I have been summoned. Hey it's David from the podcast. As someone who builds search for users every day and shaped the user experience for vector search at OpenSearch I assure you no one is afraid of their technology becoming inferior.
There are two components of search that are really important to understand why BM25 (will likely) not go away for a long time. The first is precision and the second is recall. Precision is the measure of how many relevant results were returned in light of all the results returned. A completely precise search would return only the relevant results and no irrelevant results.

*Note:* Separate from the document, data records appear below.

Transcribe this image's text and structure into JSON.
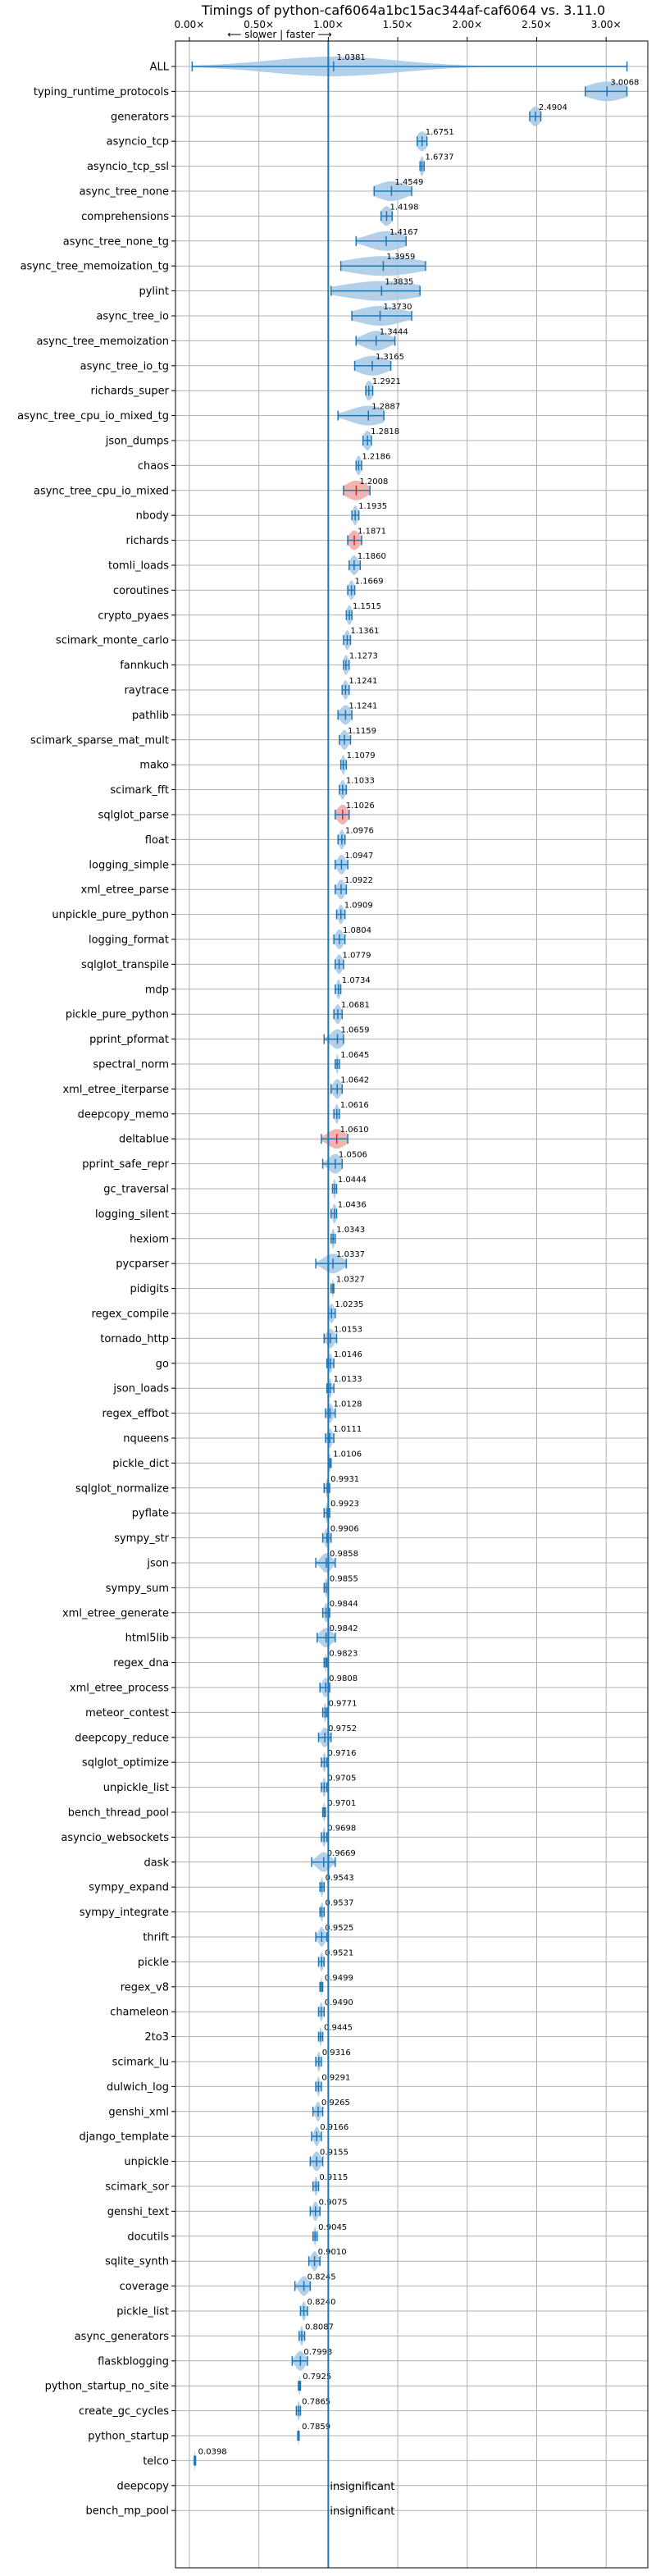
{
  "chart_data": {
    "type": "violin",
    "title": "Timings of python-caf6064a1bc15ac344af-caf6064 vs. 3.11.0",
    "direction_label": "⟵ slower | faster ⟶",
    "xlim": [
      -0.1,
      3.3
    ],
    "xticks": [
      "0.00×",
      "0.50×",
      "1.00×",
      "1.50×",
      "2.00×",
      "2.50×",
      "3.00×"
    ],
    "xtick_values": [
      0,
      0.5,
      1,
      1.5,
      2,
      2.5,
      3
    ],
    "reference_line": 1.0,
    "grid": true,
    "colors": {
      "body": "#1f77b4",
      "fill": "#a6c8e6",
      "highlight": "#d62728",
      "grid": "#b0b0b0"
    },
    "benchmarks": [
      {
        "name": "ALL",
        "value": "1.0381",
        "v": 1.0381,
        "lo": 0.02,
        "hi": 3.15,
        "spread": 0.5
      },
      {
        "name": "typing_runtime_protocols",
        "value": "3.0068",
        "v": 3.0068,
        "lo": 2.85,
        "hi": 3.15,
        "spread": 0.15
      },
      {
        "name": "generators",
        "value": "2.4904",
        "v": 2.4904,
        "lo": 2.45,
        "hi": 2.53,
        "spread": 0.04
      },
      {
        "name": "asyncio_tcp",
        "value": "1.6751",
        "v": 1.6751,
        "lo": 1.64,
        "hi": 1.71,
        "spread": 0.04
      },
      {
        "name": "asyncio_tcp_ssl",
        "value": "1.6737",
        "v": 1.6737,
        "lo": 1.66,
        "hi": 1.69,
        "spread": 0.015
      },
      {
        "name": "async_tree_none",
        "value": "1.4549",
        "v": 1.4549,
        "lo": 1.33,
        "hi": 1.6,
        "spread": 0.12
      },
      {
        "name": "comprehensions",
        "value": "1.4198",
        "v": 1.4198,
        "lo": 1.38,
        "hi": 1.46,
        "spread": 0.04
      },
      {
        "name": "async_tree_none_tg",
        "value": "1.4167",
        "v": 1.4167,
        "lo": 1.2,
        "hi": 1.56,
        "spread": 0.14
      },
      {
        "name": "async_tree_memoization_tg",
        "value": "1.3959",
        "v": 1.3959,
        "lo": 1.09,
        "hi": 1.7,
        "spread": 0.28
      },
      {
        "name": "pylint",
        "value": "1.3835",
        "v": 1.3835,
        "lo": 1.02,
        "hi": 1.66,
        "spread": 0.3
      },
      {
        "name": "async_tree_io",
        "value": "1.3730",
        "v": 1.373,
        "lo": 1.17,
        "hi": 1.6,
        "spread": 0.18
      },
      {
        "name": "async_tree_memoization",
        "value": "1.3444",
        "v": 1.3444,
        "lo": 1.2,
        "hi": 1.48,
        "spread": 0.1
      },
      {
        "name": "async_tree_io_tg",
        "value": "1.3165",
        "v": 1.3165,
        "lo": 1.19,
        "hi": 1.45,
        "spread": 0.12
      },
      {
        "name": "richards_super",
        "value": "1.2921",
        "v": 1.2921,
        "lo": 1.27,
        "hi": 1.32,
        "spread": 0.03
      },
      {
        "name": "async_tree_cpu_io_mixed_tg",
        "value": "1.2887",
        "v": 1.2887,
        "lo": 1.07,
        "hi": 1.4,
        "spread": 0.14
      },
      {
        "name": "json_dumps",
        "value": "1.2818",
        "v": 1.2818,
        "lo": 1.25,
        "hi": 1.31,
        "spread": 0.03
      },
      {
        "name": "chaos",
        "value": "1.2186",
        "v": 1.2186,
        "lo": 1.2,
        "hi": 1.24,
        "spread": 0.02
      },
      {
        "name": "async_tree_cpu_io_mixed",
        "value": "1.2008",
        "v": 1.2008,
        "lo": 1.11,
        "hi": 1.3,
        "spread": 0.08,
        "hl": true
      },
      {
        "name": "nbody",
        "value": "1.1935",
        "v": 1.1935,
        "lo": 1.17,
        "hi": 1.22,
        "spread": 0.02
      },
      {
        "name": "richards",
        "value": "1.1871",
        "v": 1.1871,
        "lo": 1.14,
        "hi": 1.24,
        "spread": 0.04,
        "hl": true
      },
      {
        "name": "tomli_loads",
        "value": "1.1860",
        "v": 1.186,
        "lo": 1.15,
        "hi": 1.23,
        "spread": 0.03
      },
      {
        "name": "coroutines",
        "value": "1.1669",
        "v": 1.1669,
        "lo": 1.14,
        "hi": 1.19,
        "spread": 0.02
      },
      {
        "name": "crypto_pyaes",
        "value": "1.1515",
        "v": 1.1515,
        "lo": 1.13,
        "hi": 1.17,
        "spread": 0.02
      },
      {
        "name": "scimark_monte_carlo",
        "value": "1.1361",
        "v": 1.1361,
        "lo": 1.11,
        "hi": 1.16,
        "spread": 0.02
      },
      {
        "name": "fannkuch",
        "value": "1.1273",
        "v": 1.1273,
        "lo": 1.11,
        "hi": 1.15,
        "spread": 0.02
      },
      {
        "name": "raytrace",
        "value": "1.1241",
        "v": 1.1241,
        "lo": 1.1,
        "hi": 1.15,
        "spread": 0.02
      },
      {
        "name": "pathlib",
        "value": "1.1241",
        "v": 1.1241,
        "lo": 1.07,
        "hi": 1.17,
        "spread": 0.04
      },
      {
        "name": "scimark_sparse_mat_mult",
        "value": "1.1159",
        "v": 1.1159,
        "lo": 1.08,
        "hi": 1.16,
        "spread": 0.03
      },
      {
        "name": "mako",
        "value": "1.1079",
        "v": 1.1079,
        "lo": 1.09,
        "hi": 1.13,
        "spread": 0.015
      },
      {
        "name": "scimark_fft",
        "value": "1.1033",
        "v": 1.1033,
        "lo": 1.08,
        "hi": 1.13,
        "spread": 0.02
      },
      {
        "name": "sqlglot_parse",
        "value": "1.1026",
        "v": 1.1026,
        "lo": 1.05,
        "hi": 1.15,
        "spread": 0.04,
        "hl": true
      },
      {
        "name": "float",
        "value": "1.0976",
        "v": 1.0976,
        "lo": 1.07,
        "hi": 1.12,
        "spread": 0.02
      },
      {
        "name": "logging_simple",
        "value": "1.0947",
        "v": 1.0947,
        "lo": 1.05,
        "hi": 1.14,
        "spread": 0.03
      },
      {
        "name": "xml_etree_parse",
        "value": "1.0922",
        "v": 1.0922,
        "lo": 1.05,
        "hi": 1.13,
        "spread": 0.03
      },
      {
        "name": "unpickle_pure_python",
        "value": "1.0909",
        "v": 1.0909,
        "lo": 1.06,
        "hi": 1.12,
        "spread": 0.02
      },
      {
        "name": "logging_format",
        "value": "1.0804",
        "v": 1.0804,
        "lo": 1.04,
        "hi": 1.12,
        "spread": 0.03
      },
      {
        "name": "sqlglot_transpile",
        "value": "1.0779",
        "v": 1.0779,
        "lo": 1.05,
        "hi": 1.11,
        "spread": 0.025
      },
      {
        "name": "mdp",
        "value": "1.0734",
        "v": 1.0734,
        "lo": 1.05,
        "hi": 1.09,
        "spread": 0.015
      },
      {
        "name": "pickle_pure_python",
        "value": "1.0681",
        "v": 1.0681,
        "lo": 1.04,
        "hi": 1.1,
        "spread": 0.025
      },
      {
        "name": "pprint_pformat",
        "value": "1.0659",
        "v": 1.0659,
        "lo": 0.97,
        "hi": 1.11,
        "spread": 0.05
      },
      {
        "name": "spectral_norm",
        "value": "1.0645",
        "v": 1.0645,
        "lo": 1.05,
        "hi": 1.08,
        "spread": 0.01
      },
      {
        "name": "xml_etree_iterparse",
        "value": "1.0642",
        "v": 1.0642,
        "lo": 1.02,
        "hi": 1.1,
        "spread": 0.03
      },
      {
        "name": "deepcopy_memo",
        "value": "1.0616",
        "v": 1.0616,
        "lo": 1.04,
        "hi": 1.08,
        "spread": 0.015
      },
      {
        "name": "deltablue",
        "value": "1.0610",
        "v": 1.061,
        "lo": 0.95,
        "hi": 1.14,
        "spread": 0.07,
        "hl": true
      },
      {
        "name": "pprint_safe_repr",
        "value": "1.0506",
        "v": 1.0506,
        "lo": 0.96,
        "hi": 1.1,
        "spread": 0.05
      },
      {
        "name": "gc_traversal",
        "value": "1.0444",
        "v": 1.0444,
        "lo": 1.03,
        "hi": 1.06,
        "spread": 0.01
      },
      {
        "name": "logging_silent",
        "value": "1.0436",
        "v": 1.0436,
        "lo": 1.02,
        "hi": 1.06,
        "spread": 0.015
      },
      {
        "name": "hexiom",
        "value": "1.0343",
        "v": 1.0343,
        "lo": 1.02,
        "hi": 1.05,
        "spread": 0.012
      },
      {
        "name": "pycparser",
        "value": "1.0337",
        "v": 1.0337,
        "lo": 0.91,
        "hi": 1.13,
        "spread": 0.07
      },
      {
        "name": "pidigits",
        "value": "1.0327",
        "v": 1.0327,
        "lo": 1.02,
        "hi": 1.04,
        "spread": 0.006
      },
      {
        "name": "regex_compile",
        "value": "1.0235",
        "v": 1.0235,
        "lo": 1.0,
        "hi": 1.05,
        "spread": 0.02
      },
      {
        "name": "tornado_http",
        "value": "1.0153",
        "v": 1.0153,
        "lo": 0.97,
        "hi": 1.06,
        "spread": 0.03
      },
      {
        "name": "go",
        "value": "1.0146",
        "v": 1.0146,
        "lo": 0.99,
        "hi": 1.04,
        "spread": 0.015
      },
      {
        "name": "json_loads",
        "value": "1.0133",
        "v": 1.0133,
        "lo": 0.99,
        "hi": 1.04,
        "spread": 0.012
      },
      {
        "name": "regex_effbot",
        "value": "1.0128",
        "v": 1.0128,
        "lo": 0.98,
        "hi": 1.05,
        "spread": 0.02
      },
      {
        "name": "nqueens",
        "value": "1.0111",
        "v": 1.0111,
        "lo": 0.98,
        "hi": 1.04,
        "spread": 0.02
      },
      {
        "name": "pickle_dict",
        "value": "1.0106",
        "v": 1.0106,
        "lo": 1.0,
        "hi": 1.02,
        "spread": 0.006
      },
      {
        "name": "sqlglot_normalize",
        "value": "0.9931",
        "v": 0.9931,
        "lo": 0.97,
        "hi": 1.01,
        "spread": 0.012
      },
      {
        "name": "pyflate",
        "value": "0.9923",
        "v": 0.9923,
        "lo": 0.97,
        "hi": 1.01,
        "spread": 0.012
      },
      {
        "name": "sympy_str",
        "value": "0.9906",
        "v": 0.9906,
        "lo": 0.96,
        "hi": 1.02,
        "spread": 0.02
      },
      {
        "name": "json",
        "value": "0.9858",
        "v": 0.9858,
        "lo": 0.91,
        "hi": 1.05,
        "spread": 0.04
      },
      {
        "name": "sympy_sum",
        "value": "0.9855",
        "v": 0.9855,
        "lo": 0.97,
        "hi": 1.0,
        "spread": 0.01
      },
      {
        "name": "xml_etree_generate",
        "value": "0.9844",
        "v": 0.9844,
        "lo": 0.96,
        "hi": 1.01,
        "spread": 0.015
      },
      {
        "name": "html5lib",
        "value": "0.9842",
        "v": 0.9842,
        "lo": 0.92,
        "hi": 1.05,
        "spread": 0.045
      },
      {
        "name": "regex_dna",
        "value": "0.9823",
        "v": 0.9823,
        "lo": 0.97,
        "hi": 0.99,
        "spread": 0.006
      },
      {
        "name": "xml_etree_process",
        "value": "0.9808",
        "v": 0.9808,
        "lo": 0.94,
        "hi": 1.01,
        "spread": 0.025
      },
      {
        "name": "meteor_contest",
        "value": "0.9771",
        "v": 0.9771,
        "lo": 0.96,
        "hi": 0.99,
        "spread": 0.01
      },
      {
        "name": "deepcopy_reduce",
        "value": "0.9752",
        "v": 0.9752,
        "lo": 0.93,
        "hi": 1.02,
        "spread": 0.03
      },
      {
        "name": "sqlglot_optimize",
        "value": "0.9716",
        "v": 0.9716,
        "lo": 0.95,
        "hi": 0.99,
        "spread": 0.012
      },
      {
        "name": "unpickle_list",
        "value": "0.9705",
        "v": 0.9705,
        "lo": 0.95,
        "hi": 0.99,
        "spread": 0.012
      },
      {
        "name": "bench_thread_pool",
        "value": "0.9701",
        "v": 0.9701,
        "lo": 0.96,
        "hi": 0.98,
        "spread": 0.008
      },
      {
        "name": "asyncio_websockets",
        "value": "0.9698",
        "v": 0.9698,
        "lo": 0.95,
        "hi": 0.99,
        "spread": 0.012
      },
      {
        "name": "dask",
        "value": "0.9669",
        "v": 0.9669,
        "lo": 0.88,
        "hi": 1.05,
        "spread": 0.05
      },
      {
        "name": "sympy_expand",
        "value": "0.9543",
        "v": 0.9543,
        "lo": 0.94,
        "hi": 0.97,
        "spread": 0.01
      },
      {
        "name": "sympy_integrate",
        "value": "0.9537",
        "v": 0.9537,
        "lo": 0.94,
        "hi": 0.97,
        "spread": 0.01
      },
      {
        "name": "thrift",
        "value": "0.9525",
        "v": 0.9525,
        "lo": 0.91,
        "hi": 0.99,
        "spread": 0.025
      },
      {
        "name": "pickle",
        "value": "0.9521",
        "v": 0.9521,
        "lo": 0.93,
        "hi": 0.97,
        "spread": 0.012
      },
      {
        "name": "regex_v8",
        "value": "0.9499",
        "v": 0.9499,
        "lo": 0.94,
        "hi": 0.96,
        "spread": 0.006
      },
      {
        "name": "chameleon",
        "value": "0.9490",
        "v": 0.949,
        "lo": 0.93,
        "hi": 0.97,
        "spread": 0.012
      },
      {
        "name": "2to3",
        "value": "0.9445",
        "v": 0.9445,
        "lo": 0.93,
        "hi": 0.96,
        "spread": 0.008
      },
      {
        "name": "scimark_lu",
        "value": "0.9316",
        "v": 0.9316,
        "lo": 0.91,
        "hi": 0.95,
        "spread": 0.012
      },
      {
        "name": "dulwich_log",
        "value": "0.9291",
        "v": 0.9291,
        "lo": 0.91,
        "hi": 0.95,
        "spread": 0.012
      },
      {
        "name": "genshi_xml",
        "value": "0.9265",
        "v": 0.9265,
        "lo": 0.89,
        "hi": 0.96,
        "spread": 0.02
      },
      {
        "name": "django_template",
        "value": "0.9166",
        "v": 0.9166,
        "lo": 0.88,
        "hi": 0.95,
        "spread": 0.02
      },
      {
        "name": "unpickle",
        "value": "0.9155",
        "v": 0.9155,
        "lo": 0.87,
        "hi": 0.96,
        "spread": 0.03
      },
      {
        "name": "scimark_sor",
        "value": "0.9115",
        "v": 0.9115,
        "lo": 0.89,
        "hi": 0.93,
        "spread": 0.012
      },
      {
        "name": "genshi_text",
        "value": "0.9075",
        "v": 0.9075,
        "lo": 0.87,
        "hi": 0.94,
        "spread": 0.02
      },
      {
        "name": "docutils",
        "value": "0.9045",
        "v": 0.9045,
        "lo": 0.89,
        "hi": 0.92,
        "spread": 0.008
      },
      {
        "name": "sqlite_synth",
        "value": "0.9010",
        "v": 0.901,
        "lo": 0.86,
        "hi": 0.94,
        "spread": 0.025
      },
      {
        "name": "coverage",
        "value": "0.8245",
        "v": 0.8245,
        "lo": 0.76,
        "hi": 0.87,
        "spread": 0.035
      },
      {
        "name": "pickle_list",
        "value": "0.8240",
        "v": 0.824,
        "lo": 0.8,
        "hi": 0.85,
        "spread": 0.015
      },
      {
        "name": "async_generators",
        "value": "0.8087",
        "v": 0.8087,
        "lo": 0.79,
        "hi": 0.83,
        "spread": 0.012
      },
      {
        "name": "flaskblogging",
        "value": "0.7993",
        "v": 0.7993,
        "lo": 0.74,
        "hi": 0.85,
        "spread": 0.035
      },
      {
        "name": "python_startup_no_site",
        "value": "0.7925",
        "v": 0.7925,
        "lo": 0.785,
        "hi": 0.8,
        "spread": 0.005
      },
      {
        "name": "create_gc_cycles",
        "value": "0.7865",
        "v": 0.7865,
        "lo": 0.77,
        "hi": 0.8,
        "spread": 0.01
      },
      {
        "name": "python_startup",
        "value": "0.7859",
        "v": 0.7859,
        "lo": 0.78,
        "hi": 0.79,
        "spread": 0.004
      },
      {
        "name": "telco",
        "value": "0.0398",
        "v": 0.0398,
        "lo": 0.035,
        "hi": 0.045,
        "spread": 0.004
      },
      {
        "name": "deepcopy",
        "value": "insignificant",
        "v": null
      },
      {
        "name": "bench_mp_pool",
        "value": "insignificant",
        "v": null
      }
    ]
  }
}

Recall on the other hand measures how many of all the relevant results were returned. For example, if our search only returns 5 results but we know that there were 10 relevant search results that should have been returned we would say the recall is 50%.
These two components are always at odds with each other. Vector search excels at increasing recall. It is able to find documents that are semantically similar. The problem with this is semantically similar documents might not actually be what the user is looking for. This is because vectors are only a representation of user intent.
Heres an example: A user looks up "AWS Config". Vector search would read this and may rate it as similar to ["amazon web services configuration", "cloud configuration", "infrastructure as a service setup"]. In this case the user was looking for a file called, "AWS.config". Vector search is inherently imprecise. It is getting better but it's not replacing BM25 as a scoring mechanism any time soon.
You don't have to believe me though. Weaviate, Vespa, Qdrant all support BM25 search for a reason. Here is an in depth blog that dives more into hybrid search: https://opensearch.org/blog/hybrid-search/
As an aside, vector search is also much more expensive than BM25. It's very hard to scale and get precise results.
Hi David. Nice to meet you. Yes, precision and recall are always in tension. However, both can be made simultaneously better with a more informed model. Using your example, this would be a model that encodes the concept of files in the context of a user demand surrounding AWS.